UEFA Şampiyonlar Ligi 2. hafta maçında Galatasaray sahasında İngiliz devi Liverpool'u 1-0 mağlup etti. Spor yazarları, sarı-kırmızılıların tarihi zaferini değerlendirdi. İşte detaylar...

Spor yazarları Galatasaray'ın Liverpool zaferi için ne dedi? | "Okan Buruk’un dün verdiği en doğru karar"

Galatasaray, Rams Park Stadı'nda ağırladığı Liverpool'u Nijeryalı yıldızı Victor Osimhen'in 16. dakikada kaydettiği penaltı golüyle 1-0 mağlup etti.

Spor yazarlarının Galatasaray - Liverpool maçı değerlendirmesi şöyle:

Levent Tüzemen: "Gerçekleri tarih yazar!"

"Kaleci Uğurcan'dan başlayıp, Osimhen'e kadar tüm takım pozisyon hatası yapmadı, rakibe de bir pozisyon dışında gollük atak yaptırtmadı. Singo takımın enerji küpüydü. Tekmeye kafasını soktu. Barış, Liverpool defansıyla adeta savaştı. Aldığı penaltıda da Szoboazlai'ye akıllı bir çalım attı. İlkay yoruluncaya kadar Galatasaray'ın orta sahasına akıl kattı. Torreira yine ahtapot gibiydi. Ama sahada bir Jakobs vardı, Liverpool'un gollük pozisyonunu çizgiden çıkarmakla kalmadı sahanın en çalışkanıydı. Abdülkerim-Sanchez ikilisi riske girmeden oynadı. Galatasaray'a maç öncesi '5 yer, 8 yer' diye hayal kuranlar şimdi kıskançlıklarından başlarını kuma gömüyorlardır. Galatasaraylı oyuncular Şampiyonlar Ligi'nde yoluna emin adımlarla devam edeceğini gösterdi. (Sabah)

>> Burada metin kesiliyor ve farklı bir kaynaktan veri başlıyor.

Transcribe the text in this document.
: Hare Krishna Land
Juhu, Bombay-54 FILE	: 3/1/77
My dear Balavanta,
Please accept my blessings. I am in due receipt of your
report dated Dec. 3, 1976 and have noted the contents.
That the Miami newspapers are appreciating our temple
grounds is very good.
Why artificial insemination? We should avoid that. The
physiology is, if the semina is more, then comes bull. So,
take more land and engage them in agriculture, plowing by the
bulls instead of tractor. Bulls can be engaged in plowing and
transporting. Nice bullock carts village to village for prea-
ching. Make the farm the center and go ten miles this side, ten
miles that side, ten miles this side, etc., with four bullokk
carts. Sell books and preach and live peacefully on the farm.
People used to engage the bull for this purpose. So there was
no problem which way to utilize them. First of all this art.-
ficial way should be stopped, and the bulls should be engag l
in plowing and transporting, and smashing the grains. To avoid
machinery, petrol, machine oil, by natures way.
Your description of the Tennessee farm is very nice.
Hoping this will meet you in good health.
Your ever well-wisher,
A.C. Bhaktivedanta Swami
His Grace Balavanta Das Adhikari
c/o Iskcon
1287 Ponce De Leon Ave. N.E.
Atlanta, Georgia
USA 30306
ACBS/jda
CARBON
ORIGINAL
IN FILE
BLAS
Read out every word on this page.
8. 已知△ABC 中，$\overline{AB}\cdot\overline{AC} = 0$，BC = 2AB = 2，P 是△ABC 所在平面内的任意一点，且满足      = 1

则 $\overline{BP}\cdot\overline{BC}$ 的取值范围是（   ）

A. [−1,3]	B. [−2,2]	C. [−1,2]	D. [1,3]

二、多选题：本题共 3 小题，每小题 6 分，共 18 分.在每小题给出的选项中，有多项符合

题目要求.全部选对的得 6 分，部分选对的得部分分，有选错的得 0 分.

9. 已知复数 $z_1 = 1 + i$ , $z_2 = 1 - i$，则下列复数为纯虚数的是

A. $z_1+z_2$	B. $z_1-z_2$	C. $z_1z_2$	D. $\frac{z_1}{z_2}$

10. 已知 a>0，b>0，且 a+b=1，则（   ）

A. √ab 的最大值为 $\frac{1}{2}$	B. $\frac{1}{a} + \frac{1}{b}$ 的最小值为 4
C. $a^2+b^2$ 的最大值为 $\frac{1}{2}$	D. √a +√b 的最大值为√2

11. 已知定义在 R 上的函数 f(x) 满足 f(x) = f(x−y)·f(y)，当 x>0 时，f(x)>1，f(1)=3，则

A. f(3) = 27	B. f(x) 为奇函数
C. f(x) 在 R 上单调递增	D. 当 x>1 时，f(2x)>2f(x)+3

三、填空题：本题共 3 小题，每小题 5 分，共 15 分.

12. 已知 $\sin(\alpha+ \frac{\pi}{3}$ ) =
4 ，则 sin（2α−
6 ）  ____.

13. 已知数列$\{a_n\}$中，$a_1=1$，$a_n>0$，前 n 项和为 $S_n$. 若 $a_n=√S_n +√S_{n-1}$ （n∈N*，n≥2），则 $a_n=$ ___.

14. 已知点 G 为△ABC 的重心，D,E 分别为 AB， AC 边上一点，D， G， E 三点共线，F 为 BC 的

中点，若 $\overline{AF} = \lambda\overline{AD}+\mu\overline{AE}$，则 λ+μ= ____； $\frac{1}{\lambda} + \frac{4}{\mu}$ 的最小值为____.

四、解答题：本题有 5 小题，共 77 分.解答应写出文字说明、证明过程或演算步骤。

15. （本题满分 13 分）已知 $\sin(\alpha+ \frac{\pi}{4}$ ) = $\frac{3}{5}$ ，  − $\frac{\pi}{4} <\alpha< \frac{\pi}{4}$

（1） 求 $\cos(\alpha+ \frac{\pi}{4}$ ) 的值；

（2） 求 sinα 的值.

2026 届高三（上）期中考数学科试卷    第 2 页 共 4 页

Ömer Üründül: "Enerji patlaması"

Galatasaray tarihi bir galibiyete imza attı. Son senelerde G.Saray'ın güçlü bir takıma karşı 75 dakika müthiş bir takım presi yapmasına ilk defa şahit oluyorum. Adeta Liverpool'u oynatmadılar. 16. dakikadaki penaltı golünden sonra öz güven daha da arttı. İnanılmaz bir seyirci desteği gündeme geldi. Yeri geldikçe vurguladığım bir konu var; böyle zamanlarda futbolcular iyice havaya girip sınırsız enerji sergilerler. Dün bu enerji bana göre sınırsızı da geçti. Başta Torreira olmak üzere birçok oyuncunun fiziki direnç göstermeleri doğal karşılanır. Ama sakatlıktan yeni çıkan, hazır olmayan Osimhen'in 2-3 kere hücum preste top kapması, Yunus'un çıkana kadar alışılmışın dışında savunma yapması ilginç gelişmelerdi. İlkay zekâsı ve futbol bilgisiyle çok başarılıydı. Lemina, Torreira, Singo ve Davinson müthiş savaştılar. Gecenin bana göre sürpriz öne çıkan isimlerinden biri de Jakobs'tu. Uğurcan da her geçen gün daha öz güven kazanıyor.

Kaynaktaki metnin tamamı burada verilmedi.